Based on the proposed DSE framework, we further support automated design optimization for high level domain specific languages (DSLs). Since DSLs might not explicitly provide interfaces for users to specify design configurations, automatic DSE becomes even more important when supporting DSLs for FPGAs. Specifically, we adopt Merlin C, an OpenMP-like C-based programming model, as the intermediate representation (IR) and implement DSL-to-Merlin front-end compilers while preserving the semantic and domain-specific information such as parallel patterns, systolic patterns, and scheduling functions. We first implement Spark-to-Merlin front-end compiler that translates Spark applications in Scala to Merlin C for FPGA acceleration. By leveraging parallel patterns as scheduling hints, the generated accelerators are able to achieve 50x speedup on geometric mean for a set of machine learning kernels. In addition, we also demonstrate that our DSE framework can be even more practical for the DSLs with plenty scheduling functions. Specifically, we implement HeteroCL-to-Merlin front-end that takes HeteroCL programming model embedded in Python. Our DSE framework is capable of exploring a subset of HeteroCL scheduling primitives and let users focus on the platform independent loop transformations. With the help from the DSE framework, we achieve 27.62x speedup on geometric mean over a CPU core for a variety of compute-intensive kernels (chapter 3).
On the other hand, a main challenge of performing design space exploration for a design with arbitrary functionality is the lack of the assumption to underlying micro-architectures. As we will illustrate in the dissertation, the cost of evaluating the quality of a design point is extremely expensive (15-60 minutes) so only a limited number of design points can be explored. In addition, due to the uncertainty of vendor tool behaviors, the development of performance and resource modeling is also unrealistic. As a result, we propose composable, parallel and pipeline (CPP) architecture template to limit the design space to a certain region that is more practical and has less exceptions (chapter 4). With the CPP architecture, we are able to derive an incremental analytical model, which only requires a few HLS run to be initialized, to facilitate the DSE process.

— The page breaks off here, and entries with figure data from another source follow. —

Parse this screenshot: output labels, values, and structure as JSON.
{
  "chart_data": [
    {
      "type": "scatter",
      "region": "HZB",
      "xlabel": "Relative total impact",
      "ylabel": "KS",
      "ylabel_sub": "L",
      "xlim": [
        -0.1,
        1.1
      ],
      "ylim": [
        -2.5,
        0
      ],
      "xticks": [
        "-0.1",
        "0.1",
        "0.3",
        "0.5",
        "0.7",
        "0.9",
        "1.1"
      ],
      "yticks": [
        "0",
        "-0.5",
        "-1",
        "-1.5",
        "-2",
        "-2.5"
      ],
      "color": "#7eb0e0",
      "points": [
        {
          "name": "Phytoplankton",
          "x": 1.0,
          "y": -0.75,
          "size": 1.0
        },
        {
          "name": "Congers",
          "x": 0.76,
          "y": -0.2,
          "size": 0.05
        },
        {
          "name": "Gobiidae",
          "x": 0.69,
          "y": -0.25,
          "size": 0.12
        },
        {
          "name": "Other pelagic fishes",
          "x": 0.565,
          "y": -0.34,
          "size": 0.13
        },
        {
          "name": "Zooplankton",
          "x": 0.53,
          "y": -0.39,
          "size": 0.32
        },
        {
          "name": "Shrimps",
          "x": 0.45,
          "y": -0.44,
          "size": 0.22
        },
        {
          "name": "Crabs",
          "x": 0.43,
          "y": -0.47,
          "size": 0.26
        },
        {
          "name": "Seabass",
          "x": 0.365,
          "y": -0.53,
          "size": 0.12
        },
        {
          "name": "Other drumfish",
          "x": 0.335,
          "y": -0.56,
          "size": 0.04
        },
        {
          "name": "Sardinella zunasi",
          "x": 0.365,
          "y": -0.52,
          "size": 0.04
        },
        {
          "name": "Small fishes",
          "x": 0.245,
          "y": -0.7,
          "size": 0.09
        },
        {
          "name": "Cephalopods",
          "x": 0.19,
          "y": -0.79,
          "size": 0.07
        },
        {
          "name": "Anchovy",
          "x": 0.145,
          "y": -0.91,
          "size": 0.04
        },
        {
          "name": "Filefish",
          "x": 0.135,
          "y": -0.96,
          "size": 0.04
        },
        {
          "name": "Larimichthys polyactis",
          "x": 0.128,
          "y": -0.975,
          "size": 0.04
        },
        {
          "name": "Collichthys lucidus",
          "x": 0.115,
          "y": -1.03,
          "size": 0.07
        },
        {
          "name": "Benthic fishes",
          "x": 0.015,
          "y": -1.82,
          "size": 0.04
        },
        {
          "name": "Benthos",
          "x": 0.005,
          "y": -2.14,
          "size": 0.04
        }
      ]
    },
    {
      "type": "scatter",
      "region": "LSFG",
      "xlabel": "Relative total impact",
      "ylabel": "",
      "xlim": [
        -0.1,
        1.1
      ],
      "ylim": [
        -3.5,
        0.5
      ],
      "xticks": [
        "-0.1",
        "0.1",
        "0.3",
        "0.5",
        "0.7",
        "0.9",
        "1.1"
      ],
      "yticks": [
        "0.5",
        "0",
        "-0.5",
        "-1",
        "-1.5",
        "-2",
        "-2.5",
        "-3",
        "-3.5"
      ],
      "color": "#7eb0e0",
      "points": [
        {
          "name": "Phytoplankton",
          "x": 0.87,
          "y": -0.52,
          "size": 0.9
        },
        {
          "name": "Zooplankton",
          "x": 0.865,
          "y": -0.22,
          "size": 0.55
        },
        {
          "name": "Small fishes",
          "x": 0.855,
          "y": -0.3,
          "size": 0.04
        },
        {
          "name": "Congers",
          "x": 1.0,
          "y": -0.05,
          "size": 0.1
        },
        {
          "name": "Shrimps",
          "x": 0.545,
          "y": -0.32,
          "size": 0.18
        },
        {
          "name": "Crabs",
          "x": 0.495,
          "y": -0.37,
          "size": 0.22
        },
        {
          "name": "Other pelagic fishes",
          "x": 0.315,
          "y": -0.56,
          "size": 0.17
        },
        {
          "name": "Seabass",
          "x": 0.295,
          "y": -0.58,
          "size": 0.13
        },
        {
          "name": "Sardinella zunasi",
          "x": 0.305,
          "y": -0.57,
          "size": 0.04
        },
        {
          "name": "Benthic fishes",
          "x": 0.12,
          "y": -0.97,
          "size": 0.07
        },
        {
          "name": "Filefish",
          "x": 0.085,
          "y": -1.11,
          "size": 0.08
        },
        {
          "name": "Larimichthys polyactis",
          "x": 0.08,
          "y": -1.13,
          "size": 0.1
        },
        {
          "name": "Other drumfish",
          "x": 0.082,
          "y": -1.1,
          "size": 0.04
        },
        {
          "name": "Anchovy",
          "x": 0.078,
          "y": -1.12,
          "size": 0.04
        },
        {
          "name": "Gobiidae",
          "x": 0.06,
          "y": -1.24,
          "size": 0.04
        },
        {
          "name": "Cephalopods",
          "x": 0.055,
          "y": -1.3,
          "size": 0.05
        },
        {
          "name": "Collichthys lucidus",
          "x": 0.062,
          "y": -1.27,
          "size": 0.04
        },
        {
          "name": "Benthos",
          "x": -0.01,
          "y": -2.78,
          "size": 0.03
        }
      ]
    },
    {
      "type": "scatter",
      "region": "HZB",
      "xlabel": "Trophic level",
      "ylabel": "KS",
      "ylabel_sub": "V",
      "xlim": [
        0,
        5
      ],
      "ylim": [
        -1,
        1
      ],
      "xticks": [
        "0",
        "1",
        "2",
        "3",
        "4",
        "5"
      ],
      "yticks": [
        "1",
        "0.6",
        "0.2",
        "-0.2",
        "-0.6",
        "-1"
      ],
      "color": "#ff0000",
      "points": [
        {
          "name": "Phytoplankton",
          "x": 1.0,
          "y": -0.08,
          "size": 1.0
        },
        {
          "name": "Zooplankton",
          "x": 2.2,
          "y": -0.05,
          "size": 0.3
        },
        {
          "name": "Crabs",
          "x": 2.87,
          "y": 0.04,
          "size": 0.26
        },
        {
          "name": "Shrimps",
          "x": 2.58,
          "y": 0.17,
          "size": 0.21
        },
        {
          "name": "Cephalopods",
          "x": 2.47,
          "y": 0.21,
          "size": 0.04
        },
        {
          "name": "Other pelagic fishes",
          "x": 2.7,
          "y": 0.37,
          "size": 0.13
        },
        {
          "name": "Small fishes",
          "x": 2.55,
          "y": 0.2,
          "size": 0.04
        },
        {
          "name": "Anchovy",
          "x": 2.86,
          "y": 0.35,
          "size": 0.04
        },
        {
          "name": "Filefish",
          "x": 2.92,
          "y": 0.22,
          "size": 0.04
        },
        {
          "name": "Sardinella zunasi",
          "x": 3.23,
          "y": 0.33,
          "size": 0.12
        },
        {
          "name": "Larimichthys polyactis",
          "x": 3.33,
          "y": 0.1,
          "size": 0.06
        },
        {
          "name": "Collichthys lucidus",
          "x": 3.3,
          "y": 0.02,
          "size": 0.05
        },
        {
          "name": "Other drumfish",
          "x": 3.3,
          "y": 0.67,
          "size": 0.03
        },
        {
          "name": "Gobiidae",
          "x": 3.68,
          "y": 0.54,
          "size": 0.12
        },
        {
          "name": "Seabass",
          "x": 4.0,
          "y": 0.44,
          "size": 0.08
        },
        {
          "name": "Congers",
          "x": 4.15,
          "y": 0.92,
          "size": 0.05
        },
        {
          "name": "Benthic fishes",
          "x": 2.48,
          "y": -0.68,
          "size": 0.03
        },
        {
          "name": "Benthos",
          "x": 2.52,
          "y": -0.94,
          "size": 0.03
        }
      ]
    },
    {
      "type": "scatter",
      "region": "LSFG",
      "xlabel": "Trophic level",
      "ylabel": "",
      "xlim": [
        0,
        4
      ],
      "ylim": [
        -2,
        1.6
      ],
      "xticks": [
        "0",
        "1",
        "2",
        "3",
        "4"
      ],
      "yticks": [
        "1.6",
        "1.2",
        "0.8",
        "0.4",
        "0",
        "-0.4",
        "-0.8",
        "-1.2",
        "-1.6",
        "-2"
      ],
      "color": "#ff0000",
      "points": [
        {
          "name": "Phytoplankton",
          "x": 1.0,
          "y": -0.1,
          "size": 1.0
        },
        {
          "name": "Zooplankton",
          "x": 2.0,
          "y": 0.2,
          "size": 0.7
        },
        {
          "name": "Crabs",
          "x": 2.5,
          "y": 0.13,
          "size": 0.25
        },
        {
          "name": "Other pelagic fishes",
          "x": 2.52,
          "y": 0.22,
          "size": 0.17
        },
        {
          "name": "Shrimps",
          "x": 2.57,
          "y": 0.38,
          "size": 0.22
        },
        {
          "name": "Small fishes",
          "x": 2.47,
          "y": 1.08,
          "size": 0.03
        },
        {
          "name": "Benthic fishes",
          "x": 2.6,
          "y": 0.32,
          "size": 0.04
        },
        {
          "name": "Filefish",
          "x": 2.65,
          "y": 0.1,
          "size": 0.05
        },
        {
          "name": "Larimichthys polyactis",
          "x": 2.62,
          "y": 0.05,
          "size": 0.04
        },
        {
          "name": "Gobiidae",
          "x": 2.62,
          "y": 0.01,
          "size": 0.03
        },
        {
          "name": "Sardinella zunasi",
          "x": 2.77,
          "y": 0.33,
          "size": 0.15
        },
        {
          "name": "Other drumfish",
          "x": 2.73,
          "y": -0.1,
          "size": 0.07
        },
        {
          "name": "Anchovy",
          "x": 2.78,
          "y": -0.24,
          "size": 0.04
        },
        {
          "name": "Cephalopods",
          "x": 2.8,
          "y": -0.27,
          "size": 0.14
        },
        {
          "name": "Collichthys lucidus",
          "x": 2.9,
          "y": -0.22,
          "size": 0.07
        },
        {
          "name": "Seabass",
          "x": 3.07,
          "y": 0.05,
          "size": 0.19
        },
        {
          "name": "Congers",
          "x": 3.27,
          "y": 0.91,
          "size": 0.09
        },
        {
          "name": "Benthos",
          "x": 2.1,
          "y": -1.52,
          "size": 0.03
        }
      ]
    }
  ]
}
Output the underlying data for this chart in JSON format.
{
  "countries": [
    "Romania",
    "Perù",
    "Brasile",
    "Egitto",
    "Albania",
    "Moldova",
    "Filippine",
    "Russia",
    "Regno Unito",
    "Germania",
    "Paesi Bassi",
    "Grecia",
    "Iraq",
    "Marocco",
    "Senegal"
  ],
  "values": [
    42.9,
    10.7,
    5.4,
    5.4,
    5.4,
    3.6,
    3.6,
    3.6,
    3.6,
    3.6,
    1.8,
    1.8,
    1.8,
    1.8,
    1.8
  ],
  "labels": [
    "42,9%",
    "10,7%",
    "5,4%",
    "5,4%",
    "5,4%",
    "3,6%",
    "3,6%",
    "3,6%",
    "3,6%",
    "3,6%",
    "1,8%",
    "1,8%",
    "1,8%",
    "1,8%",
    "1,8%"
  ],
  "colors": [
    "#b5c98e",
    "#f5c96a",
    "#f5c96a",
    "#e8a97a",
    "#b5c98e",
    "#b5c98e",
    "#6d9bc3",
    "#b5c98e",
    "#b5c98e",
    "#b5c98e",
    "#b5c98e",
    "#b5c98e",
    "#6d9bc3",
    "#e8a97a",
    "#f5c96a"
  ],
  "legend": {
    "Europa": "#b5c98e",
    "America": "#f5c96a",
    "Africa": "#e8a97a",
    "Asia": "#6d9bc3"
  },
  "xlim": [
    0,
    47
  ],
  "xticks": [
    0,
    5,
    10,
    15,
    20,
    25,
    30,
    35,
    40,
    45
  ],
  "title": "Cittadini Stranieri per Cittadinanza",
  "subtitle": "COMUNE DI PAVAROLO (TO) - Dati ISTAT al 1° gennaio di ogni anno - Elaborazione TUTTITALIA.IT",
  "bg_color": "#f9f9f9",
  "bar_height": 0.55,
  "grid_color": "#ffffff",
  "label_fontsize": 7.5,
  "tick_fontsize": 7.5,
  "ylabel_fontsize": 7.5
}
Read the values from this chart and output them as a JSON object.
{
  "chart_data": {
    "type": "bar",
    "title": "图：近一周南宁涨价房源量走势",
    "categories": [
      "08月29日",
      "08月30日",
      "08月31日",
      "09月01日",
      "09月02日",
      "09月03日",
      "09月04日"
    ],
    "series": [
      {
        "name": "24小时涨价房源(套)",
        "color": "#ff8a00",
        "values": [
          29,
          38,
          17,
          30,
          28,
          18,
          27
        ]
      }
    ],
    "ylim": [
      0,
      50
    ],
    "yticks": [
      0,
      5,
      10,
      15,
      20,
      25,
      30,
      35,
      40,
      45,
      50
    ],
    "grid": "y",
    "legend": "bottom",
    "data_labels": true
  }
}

In the last part of this dissertation, we use convolutional neural network (CNN) to demonstrate that the HLS runtime cost can be totally saved with the use of a more domain specific architecture (chapter 5). Specifically, we leverage a systolic array architecture template for CNN accelerator generation. By mapping a CNN model to the pre-defined systolic array template, we can guarantee the model accuracy and DSE efficiency. The experimental result shows that our analytical model for the architecture template achieves 96% accuracy, and the mapped CNN model achieves up to 1.2 Tops throughput on Intel Arria 10 FPGA.